Anywhere you ran out of town was downhill, so I cursed Isaac Newton on the way back as each incline loomed like some sadistic joke.

Spend enough days traversing those roads, though, and you soon understand why Kenyans crush their competitors at the majority of big-city marathons.

One: Poverty. It’s everywhere, and you see it in the hand-me- down clothes worn by children or the basic, often ramshackle houses packed with people. With hundreds of thousands of dollars on offer for winning a World Marathon Major, it’s no wonder so many smash their bodies in a bid to make it, even with the awareness that only a select few – the winners of the genetic lottery – stand a chance.

Two: Genetics.

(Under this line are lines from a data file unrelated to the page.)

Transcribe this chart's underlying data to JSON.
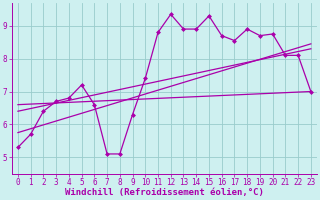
{
  "xlabel": "Windchill (Refroidissement éolien,°C)",
  "bg_color": "#cef0f0",
  "line_color": "#aa00aa",
  "grid_color": "#99cccc",
  "xlim": [
    -0.5,
    23.5
  ],
  "ylim": [
    4.5,
    9.7
  ],
  "xticks": [
    0,
    1,
    2,
    3,
    4,
    5,
    6,
    7,
    8,
    9,
    10,
    11,
    12,
    13,
    14,
    15,
    16,
    17,
    18,
    19,
    20,
    21,
    22,
    23
  ],
  "yticks": [
    5,
    6,
    7,
    8,
    9
  ],
  "line1_x": [
    0,
    1,
    2,
    3,
    4,
    5,
    6,
    7,
    8,
    9,
    10,
    11,
    12,
    13,
    14,
    15,
    16,
    17,
    18,
    19,
    20,
    21,
    22,
    23
  ],
  "line1_y": [
    5.3,
    5.7,
    6.4,
    6.7,
    6.8,
    7.2,
    6.6,
    5.1,
    5.1,
    6.3,
    7.4,
    8.8,
    9.35,
    8.9,
    8.9,
    9.3,
    8.7,
    8.55,
    8.9,
    8.7,
    8.75,
    8.1,
    8.1,
    7.0
  ],
  "line2_x": [
    0,
    23
  ],
  "line2_y": [
    6.6,
    7.0
  ],
  "line3_x": [
    0,
    23
  ],
  "line3_y": [
    6.4,
    8.3
  ],
  "line4_x": [
    0,
    23
  ],
  "line4_y": [
    5.75,
    8.45
  ],
  "markersize": 2.5,
  "linewidth": 0.9,
  "tick_fontsize": 5.5,
  "xlabel_fontsize": 6.5
}
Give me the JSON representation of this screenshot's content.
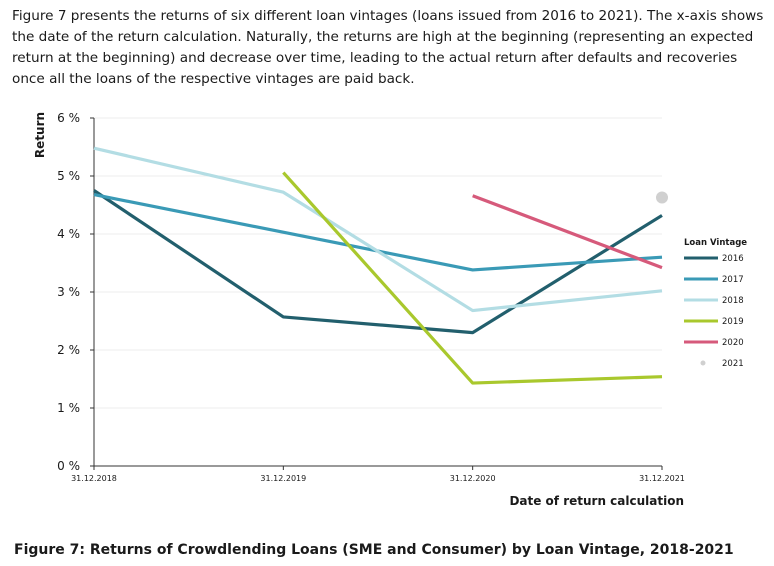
{
  "intro_text": "Figure 7 presents the returns of six different loan vintages (loans issued from 2016 to 2021). The x-axis shows the date of the return calculation. Naturally, the returns are high at the beginning (representing an expected return at the beginning) and decrease over time, leading to the actual return after defaults and recoveries once all the loans of the respective vintages are paid back.",
  "caption": "Figure 7: Returns of Crowdlending Loans (SME and Consumer) by Loan Vintage, 2018-2021",
  "chart_data": {
    "type": "line",
    "title": "",
    "xlabel": "Date of return calculation",
    "ylabel": "Return",
    "categories": [
      "31.12.2018",
      "31.12.2019",
      "31.12.2020",
      "31.12.2021"
    ],
    "ylim": [
      0,
      6
    ],
    "yticks": [
      0,
      1,
      2,
      3,
      4,
      5,
      6
    ],
    "ytick_labels": [
      "0 %",
      "1 %",
      "2 %",
      "3 %",
      "4 %",
      "5 %",
      "6 %"
    ],
    "grid": "horizontal",
    "legend_title": "Loan Vintage",
    "legend_position": "right",
    "series": [
      {
        "name": "2016",
        "color": "#225f6d",
        "marker": "line",
        "values": [
          4.75,
          2.57,
          2.3,
          4.32
        ]
      },
      {
        "name": "2017",
        "color": "#3a9ab6",
        "marker": "line",
        "values": [
          4.68,
          null,
          3.38,
          3.6
        ]
      },
      {
        "name": "2018",
        "color": "#b3dde4",
        "marker": "line",
        "values": [
          5.48,
          4.72,
          2.68,
          3.02
        ]
      },
      {
        "name": "2019",
        "color": "#a9c82d",
        "marker": "line",
        "values": [
          null,
          5.06,
          1.43,
          1.54
        ]
      },
      {
        "name": "2020",
        "color": "#d65a7b",
        "marker": "line",
        "values": [
          null,
          null,
          4.66,
          3.42
        ]
      },
      {
        "name": "2021",
        "color": "#d0d0d0",
        "marker": "dot",
        "values": [
          null,
          null,
          null,
          4.63
        ]
      }
    ]
  }
}
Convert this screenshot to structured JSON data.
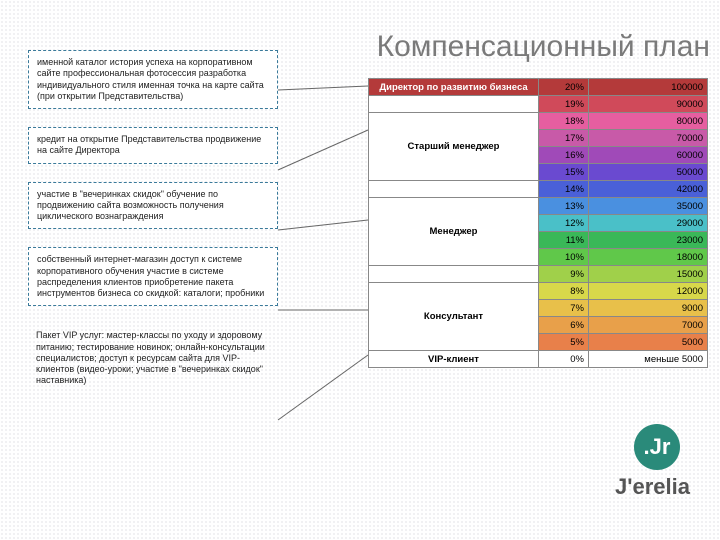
{
  "title": "Компенсационный план",
  "left_boxes": [
    "именной каталог\nистория успеха на корпоративном сайте\nпрофессиональная фотосессия\nразработка индивидуального стиля\nименная точка на карте сайта\n(при открытии Представительства)",
    "кредит на открытие Представительства\nпродвижение на сайте Директора",
    "участие в \"вечеринках скидок\"\nобучение по продвижению сайта\nвозможность получения циклического вознаграждения",
    "собственный интернет-магазин\nдоступ к системе корпоративного обучения\nучастие в системе распределения клиентов\nприобретение пакета инструментов бизнеса со скидкой: каталоги; пробники",
    "Пакет VIP услуг:\nмастер-классы по уходу и здоровому питанию;\nтестирование новинок;\nонлайн-консультации специалистов;\nдоступ к ресурсам сайта для VIP-клиентов (видео-уроки; участие в \"вечеринках скидок\" наставника)"
  ],
  "brand": "J'erelia",
  "logo": ".Jr",
  "last_val": "меньше 5000",
  "rows": [
    {
      "role": "Директор по развитию бизнеса",
      "pct": "20%",
      "val": "100000",
      "c": "#b43a3a",
      "role_start": true,
      "role_span": 1
    },
    {
      "role": "",
      "pct": "19%",
      "val": "90000",
      "c": "#d04a5a"
    },
    {
      "role": "",
      "pct": "18%",
      "val": "80000",
      "c": "#e65ea0"
    },
    {
      "role": "Старший менеджер",
      "pct": "17%",
      "val": "70000",
      "c": "#c85aa8",
      "role_start": true,
      "role_span": 4
    },
    {
      "role": "",
      "pct": "16%",
      "val": "60000",
      "c": "#a04ab8"
    },
    {
      "role": "",
      "pct": "15%",
      "val": "50000",
      "c": "#6a4ad0"
    },
    {
      "role": "",
      "pct": "14%",
      "val": "42000",
      "c": "#4a60d8"
    },
    {
      "role": "",
      "pct": "13%",
      "val": "35000",
      "c": "#4a90e0"
    },
    {
      "role": "Менеджер",
      "pct": "12%",
      "val": "29000",
      "c": "#4ac0c8",
      "role_start": true,
      "role_span": 4
    },
    {
      "role": "",
      "pct": "11%",
      "val": "23000",
      "c": "#3ab858"
    },
    {
      "role": "",
      "pct": "10%",
      "val": "18000",
      "c": "#60c84a"
    },
    {
      "role": "",
      "pct": "9%",
      "val": "15000",
      "c": "#a0d04a"
    },
    {
      "role": "",
      "pct": "8%",
      "val": "12000",
      "c": "#d8d84a"
    },
    {
      "role": "Консультант",
      "pct": "7%",
      "val": "9000",
      "c": "#e8c04a",
      "role_start": true,
      "role_span": 4
    },
    {
      "role": "",
      "pct": "6%",
      "val": "7000",
      "c": "#e8a04a"
    },
    {
      "role": "",
      "pct": "5%",
      "val": "5000",
      "c": "#e8804a"
    },
    {
      "role": "VIP-клиент",
      "pct": "0%",
      "val": "меньше 5000",
      "c": "#ffffff",
      "role_start": true,
      "role_span": 1
    }
  ],
  "role_cells": [
    {
      "label": "Директор по развитию бизнеса",
      "span": 1,
      "bg": "#b43a3a",
      "fg": "#fff"
    },
    {
      "label": "",
      "span": 1,
      "bg": "#fff",
      "fg": "#000"
    },
    {
      "label": "Старший менеджер",
      "span": 4,
      "bg": "#fff",
      "fg": "#000"
    },
    {
      "label": "",
      "span": 1,
      "bg": "#fff",
      "fg": "#000"
    },
    {
      "label": "Менеджер",
      "span": 4,
      "bg": "#fff",
      "fg": "#000"
    },
    {
      "label": "",
      "span": 1,
      "bg": "#fff",
      "fg": "#000"
    },
    {
      "label": "Консультант",
      "span": 4,
      "bg": "#fff",
      "fg": "#000"
    },
    {
      "label": "VIP-клиент",
      "span": 1,
      "bg": "#fff",
      "fg": "#000"
    }
  ]
}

The Kalenjin tribe is only about a tenth of Kenya’s population but accounts for the vast majority of their champion distance runners. As outlined by David Epstein in his superb book, The Sports Gene, 32 Kalenjin men broke 2:10 for the marathon in October 2011. One Irishman, John Treacy, has ever done it. Kalenjin have ideal body types for distance running, with especially thin ankles and calves, and in Iten it’s striking to observe the bodies even of non-runners, who look like they could break into five-minute miles at a moment’s notice.

Three: Culture. In a town of 5,000, explained Dunleavy, there are about 800 athletes, a community with a shared goal, which creates a hierarchy whereby the weak not only chase but also learn from the strongest runners.

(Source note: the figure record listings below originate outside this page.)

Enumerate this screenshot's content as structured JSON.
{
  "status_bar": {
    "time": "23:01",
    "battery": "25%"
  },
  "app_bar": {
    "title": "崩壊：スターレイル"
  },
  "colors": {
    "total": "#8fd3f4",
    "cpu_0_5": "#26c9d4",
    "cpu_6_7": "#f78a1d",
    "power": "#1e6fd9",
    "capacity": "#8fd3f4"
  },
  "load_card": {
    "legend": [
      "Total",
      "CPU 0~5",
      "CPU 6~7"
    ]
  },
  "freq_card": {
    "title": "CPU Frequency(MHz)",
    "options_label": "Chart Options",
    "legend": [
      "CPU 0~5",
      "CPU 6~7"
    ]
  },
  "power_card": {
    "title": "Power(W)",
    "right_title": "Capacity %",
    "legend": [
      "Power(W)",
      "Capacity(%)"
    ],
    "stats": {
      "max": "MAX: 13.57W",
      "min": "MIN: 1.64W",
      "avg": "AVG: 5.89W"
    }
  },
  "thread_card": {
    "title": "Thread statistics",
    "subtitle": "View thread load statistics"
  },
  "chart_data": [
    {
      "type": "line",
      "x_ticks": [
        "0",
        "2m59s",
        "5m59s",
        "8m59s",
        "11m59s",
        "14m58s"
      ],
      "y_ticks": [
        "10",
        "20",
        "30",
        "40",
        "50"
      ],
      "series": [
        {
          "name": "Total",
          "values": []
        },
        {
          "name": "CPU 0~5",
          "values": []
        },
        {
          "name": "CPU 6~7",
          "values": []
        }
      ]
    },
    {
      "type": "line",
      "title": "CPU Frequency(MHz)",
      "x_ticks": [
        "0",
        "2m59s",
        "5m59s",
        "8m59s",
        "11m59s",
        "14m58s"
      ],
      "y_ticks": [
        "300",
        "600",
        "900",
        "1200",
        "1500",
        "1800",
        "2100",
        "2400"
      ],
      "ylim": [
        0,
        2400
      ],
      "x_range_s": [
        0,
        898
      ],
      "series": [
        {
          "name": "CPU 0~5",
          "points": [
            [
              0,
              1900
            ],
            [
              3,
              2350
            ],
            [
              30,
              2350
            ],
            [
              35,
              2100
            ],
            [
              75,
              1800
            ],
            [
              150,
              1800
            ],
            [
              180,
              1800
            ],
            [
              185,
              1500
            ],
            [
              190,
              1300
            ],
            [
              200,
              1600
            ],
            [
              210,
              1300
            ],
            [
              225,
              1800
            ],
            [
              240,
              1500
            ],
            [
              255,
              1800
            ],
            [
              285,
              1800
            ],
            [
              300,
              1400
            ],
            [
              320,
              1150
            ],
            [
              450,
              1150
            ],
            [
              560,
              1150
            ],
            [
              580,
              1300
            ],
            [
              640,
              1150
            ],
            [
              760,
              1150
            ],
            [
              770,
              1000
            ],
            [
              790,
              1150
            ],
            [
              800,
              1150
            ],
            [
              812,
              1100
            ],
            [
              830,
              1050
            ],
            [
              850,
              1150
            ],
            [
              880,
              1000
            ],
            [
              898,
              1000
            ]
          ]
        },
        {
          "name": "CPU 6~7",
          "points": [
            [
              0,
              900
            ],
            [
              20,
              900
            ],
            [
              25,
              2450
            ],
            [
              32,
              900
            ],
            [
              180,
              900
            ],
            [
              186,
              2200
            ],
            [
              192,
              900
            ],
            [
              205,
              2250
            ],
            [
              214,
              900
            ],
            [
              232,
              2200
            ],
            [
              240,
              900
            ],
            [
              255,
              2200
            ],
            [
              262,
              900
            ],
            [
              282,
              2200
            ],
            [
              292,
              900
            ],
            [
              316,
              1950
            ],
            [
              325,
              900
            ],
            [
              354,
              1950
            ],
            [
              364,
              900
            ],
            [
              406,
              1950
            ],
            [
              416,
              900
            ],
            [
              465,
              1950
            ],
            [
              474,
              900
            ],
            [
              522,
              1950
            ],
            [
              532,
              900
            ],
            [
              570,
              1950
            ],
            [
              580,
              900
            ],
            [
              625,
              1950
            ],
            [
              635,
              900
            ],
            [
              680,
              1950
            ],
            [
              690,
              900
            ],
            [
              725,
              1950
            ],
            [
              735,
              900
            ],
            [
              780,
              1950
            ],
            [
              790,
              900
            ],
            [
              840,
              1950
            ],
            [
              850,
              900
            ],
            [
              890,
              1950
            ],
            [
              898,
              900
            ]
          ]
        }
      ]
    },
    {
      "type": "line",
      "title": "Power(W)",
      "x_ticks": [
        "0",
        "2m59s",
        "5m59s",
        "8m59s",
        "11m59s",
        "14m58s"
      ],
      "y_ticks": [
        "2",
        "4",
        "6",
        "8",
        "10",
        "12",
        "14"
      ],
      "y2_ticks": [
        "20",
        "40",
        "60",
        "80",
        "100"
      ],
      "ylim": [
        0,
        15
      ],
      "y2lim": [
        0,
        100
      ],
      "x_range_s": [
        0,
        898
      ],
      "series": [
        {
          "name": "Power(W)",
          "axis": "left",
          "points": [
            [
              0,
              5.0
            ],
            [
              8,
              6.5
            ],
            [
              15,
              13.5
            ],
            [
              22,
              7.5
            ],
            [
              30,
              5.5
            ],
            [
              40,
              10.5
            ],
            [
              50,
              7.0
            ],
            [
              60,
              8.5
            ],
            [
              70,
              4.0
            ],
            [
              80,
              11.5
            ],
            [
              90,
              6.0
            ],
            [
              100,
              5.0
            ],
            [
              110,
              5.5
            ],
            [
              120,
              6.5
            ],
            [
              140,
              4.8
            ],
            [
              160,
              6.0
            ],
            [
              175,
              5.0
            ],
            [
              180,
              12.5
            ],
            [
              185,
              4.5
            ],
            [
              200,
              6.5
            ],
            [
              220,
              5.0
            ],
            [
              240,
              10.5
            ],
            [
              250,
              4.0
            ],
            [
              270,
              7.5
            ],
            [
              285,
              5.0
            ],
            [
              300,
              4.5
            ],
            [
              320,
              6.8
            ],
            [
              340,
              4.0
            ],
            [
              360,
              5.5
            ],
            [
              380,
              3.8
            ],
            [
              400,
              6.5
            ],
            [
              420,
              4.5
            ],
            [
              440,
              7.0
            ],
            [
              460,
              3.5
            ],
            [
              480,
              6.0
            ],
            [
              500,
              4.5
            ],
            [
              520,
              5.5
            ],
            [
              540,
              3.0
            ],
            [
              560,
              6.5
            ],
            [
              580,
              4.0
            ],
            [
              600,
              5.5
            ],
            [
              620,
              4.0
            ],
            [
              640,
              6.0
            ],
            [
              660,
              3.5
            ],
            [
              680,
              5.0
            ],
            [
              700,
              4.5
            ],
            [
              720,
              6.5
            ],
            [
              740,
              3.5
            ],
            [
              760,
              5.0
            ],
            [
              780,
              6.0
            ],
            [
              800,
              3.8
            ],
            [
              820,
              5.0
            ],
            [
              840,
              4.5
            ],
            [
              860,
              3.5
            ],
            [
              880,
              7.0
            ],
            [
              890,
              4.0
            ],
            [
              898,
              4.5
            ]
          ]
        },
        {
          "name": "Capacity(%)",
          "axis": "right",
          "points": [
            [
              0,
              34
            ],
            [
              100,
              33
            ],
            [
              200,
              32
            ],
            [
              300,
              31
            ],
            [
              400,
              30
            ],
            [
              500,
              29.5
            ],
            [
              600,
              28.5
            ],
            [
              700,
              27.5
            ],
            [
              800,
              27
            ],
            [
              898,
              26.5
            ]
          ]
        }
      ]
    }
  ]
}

When two-time Olympic champion David Rudisha or marathon world record holder Dennis Kimetto are everyday sights, accessible to train with in a way other sports stars wouldn’t dare indulge, it creates a copycat culture whereby citizens not only aspire to global success – they work towards it.

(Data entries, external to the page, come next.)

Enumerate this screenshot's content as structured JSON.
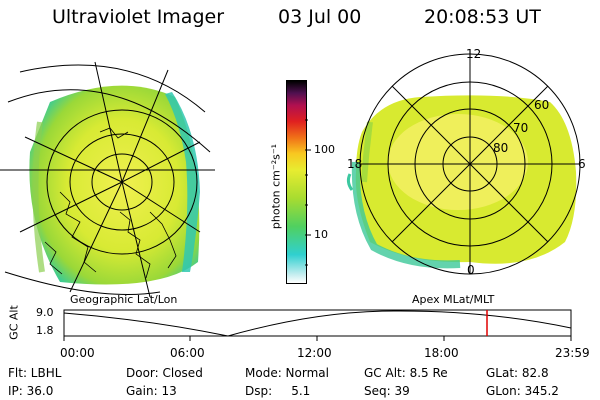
{
  "header": {
    "title": "Ultraviolet Imager",
    "date": "03 Jul 00",
    "time": "20:08:53 UT"
  },
  "colorbar": {
    "unit_label": "photon cm⁻²s⁻¹",
    "tick_100": "100",
    "tick_10": "10"
  },
  "polar_plot": {
    "mlt_labels": [
      "12",
      "18",
      "6",
      "0"
    ],
    "lat_labels": [
      "60",
      "70",
      "80"
    ]
  },
  "panels": {
    "left_caption": "Geographic Lat/Lon",
    "right_caption": "Apex  MLat/MLT"
  },
  "altitude_plot": {
    "axis_label": "GC Alt",
    "y_ticks": [
      "9.0",
      "1.8"
    ],
    "time_ticks": [
      "00:00",
      "06:00",
      "12:00",
      "18:00",
      "23:59"
    ]
  },
  "footer": {
    "filter": "Flt: LBHL",
    "door": "Door: Closed",
    "mode": "Mode: Normal",
    "gc_alt": "GC Alt: 8.5 Re",
    "glat": "GLat:  82.8",
    "ip": "IP: 36.0",
    "gain": "Gain: 13",
    "dsp": "Dsp:     5.1",
    "seq": "Seq: 39",
    "glon": "GLon: 345.2"
  },
  "colors": {
    "marker": "#e00000",
    "aurora_main": "#d2e830",
    "aurora_edge": "#2ec8a0"
  }
}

Of course, there’s also doping, a problem that reared its ugly head in Iten and many other Kenyan towns in recent times as opportunistic pharmacists fulfil a market need for athletes, agents or coaches who decide to cross the line. It’s talked about, but in a way no different to other parts of the world, the impression being that it’s happening in pockets but the majority — however big — still play by the rules.

On the final day I visited St. Patrick’s High School, where Brother Colm O’Connell from Mallow built a succession of champions since his arrival as a missionary in 1976. Say you’re from Ireland to anyone in Iten — and even in Nairobi — and you’re usually met with mention of the great coach’s name, one who is more than respected; he’s revered.

After six days, though, it was back to Nairobi for the U18 Championships, an event not many expected to flourish, and sure enough just a few thousand showed up on the first day. After two days a decision was taken to allow people in for free, and word spread like wild fire through the general public.

By Friday there were over 30,000 people watching, and by Sunday over 60,000 thronged the stands, with an estimated 20,000 waiting outside, unable to get in after the stadium had reached capacity.

In the end, it was a Kenyan 1-2 that set the place alight and left me forever hard of hearing — Jackline Wambui holding off team-mate Lydia Lagat to win the women’s 800m in 2:01.46. The place shuddered when they crossed the line, the Kenyan public heralding another jewel in their ever- expanding crown of champions.

It left you feeling pity for the athletes forced to stay at home — they’d missed a hell of a party — and contempt for those who thought the idea of Kenya hosting a major championship was a bad idea. It wasn’t, the event going off without any major hitches and opening up the possibility of Kenya hosting a senior world championships someday. It may take many years, but in a nation unafraid to dream despite the resources at hand, they’ve learned almost anything is possible.